Bad Cannstatt Mit einem lauten Dröhnen jagt die schwarze Limousine über die Teststrecke. Selbst die 100 Meter lange Steilwand schreckt den tollkühnen Fahrer nicht ab – mit Tempo 150 zieht er am oberen Rand seine Spur, scheinbar unbeeindruckt von der gehörigen Schräglage. Dabei ist die körperliche Belastung bei einer solchen Testfahrt enorm. Die Piloten müssen deshalb im zweistündigen Turnus abgelöst werden.
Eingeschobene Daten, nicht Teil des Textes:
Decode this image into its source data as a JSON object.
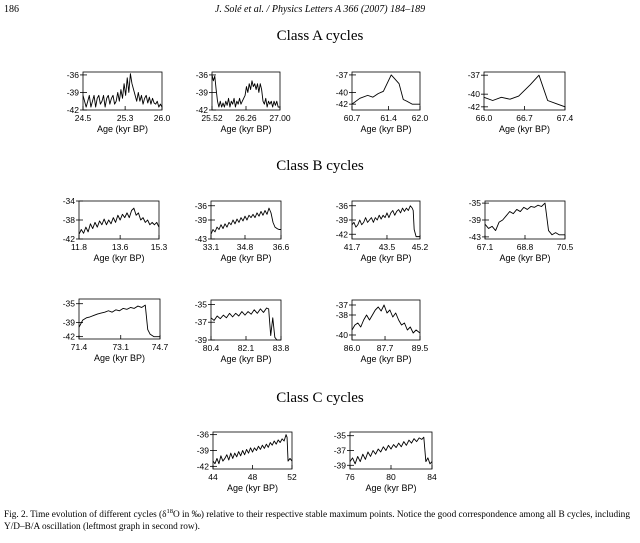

Die Grenzen von Technik und Material auszutesten, darum geht es auf der Einfahrbahn der Daimler AG vor den Toren des Stammwerks Untertürkheim. Seit mehr als 60 Jahren schon gibt es diese Teststrecke am Cannstatter Neckarufer. Und bis heute hat sich nur wenig verändert. Die Gesamtlänge der Versuchs- und Prüfstrecken beträgt 15 460 Meter, wovon 3018 Meter als Schnellfahrstrecke ausgelegt sind. Zudem gibt es sieben verschiedenen Steilstrecken mit Neigungen zwischen 5 und 70 Prozent sowie die Steilkurve mit einem Neigungswinkel von bis zu 90 Grad. Ergänzt werden sie durch extreme Verwindungsstrecken für Nutz- und Geländefahrzeuge und Sprunghügel zum Erreichen extremer Federstellungen. Alle Straßen- und Geländearten auf dem Parcours sind übrigens originalgetreue Nachbauten real existierender Strecken auf der ganzen Welt.

Erster Vorschlag 1953

Den Vorschlag zum Bau einer Teststrecke unterbreitete Entwicklungschef Fritz Nallinger schon im November 1953, denn die Auto-Nachfrage in der Wirtschaftswunderzeit wuchs beträchtlich. Die Modellpalette von Daimler musste wachsen – und die Entwicklung deshalb effizienter gestaltet werden. Sein Vorschlag: Auf einem lang gestreckten Grundstück in Unternehmensbesitz direkt am Werk Untertürkheim, dem sogenannten „Flaschenhals“, sollte eine Versuchsstrecke gebaut werden. Im Januar 1955 reichte das Unternehmen sein Baugesuch bei der Stadt Stuttgart ein. Der Vorstand der Daimler-Benz AG gab im Juli 1956 grünes Licht und schon 1957 ging die erste Ausbaustufe der Einfahrbahn in Betrieb. Zur Ausstattung gehörte damals bereits eine Rutschplatte mit konzentrisch angelegten Fahrbahnringen aus verschiedenen Belägen: Blaubasalt, Beton, Rutschasphalt und Großpflaster. Die integrierte Bewässerungsanlage ermöglichte Nässeerprobungen.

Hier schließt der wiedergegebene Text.